The privately owned firm set up its Irish operation in 1998.
John Somers, CEO at Harmac, said: “Harmac’s investment in Castlerea and in the west of Ireland over the past 13 years has been a great success. We are proud to announce this major expansion to support our current customers and provide capacity for significant new opportunities.”
GxP Systems finding it hard to fill engineering vacancies in Cork
Cork-based regulatory compliance consultancy and project management services provider GxP Systems is looking to hire 20 engineers immediately to bring its workforce up to 60 people.
GxP Systems is looking for automation, electrical, mechanical, manufacturing, validation and quality engineers with regulatory experience. The positions are primarily in the pharmaceutical and medical device sectors.
“There seems to be a shortage of engineers available in Ireland,” said Conor Wall, CEO, GxP Systems.

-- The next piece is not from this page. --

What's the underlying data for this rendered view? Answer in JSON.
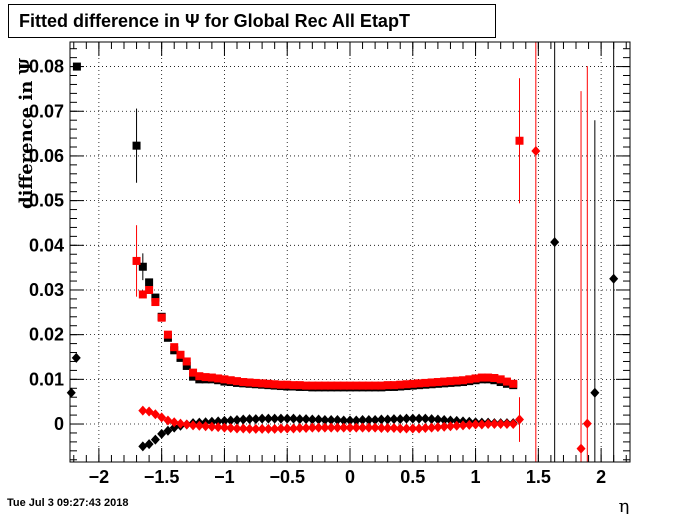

“Every single client company that pressed pause 18 months ago owing to uncertainty in the markets is switching back on. As a barometer of the state of Ireland’s economy, this increased demand for skilled engineers is a positive sign and something we haven’t seen for a long time. However, it is proving extremely difficult to recruit experienced engineers,” he said.
Set up in 1997, GxP Systems helps its clients to get drugs and medical devices approved by the FDA (US Food and Drugs Administration). The company is headquartered in Cork, with offices in Galway and Boston in the US.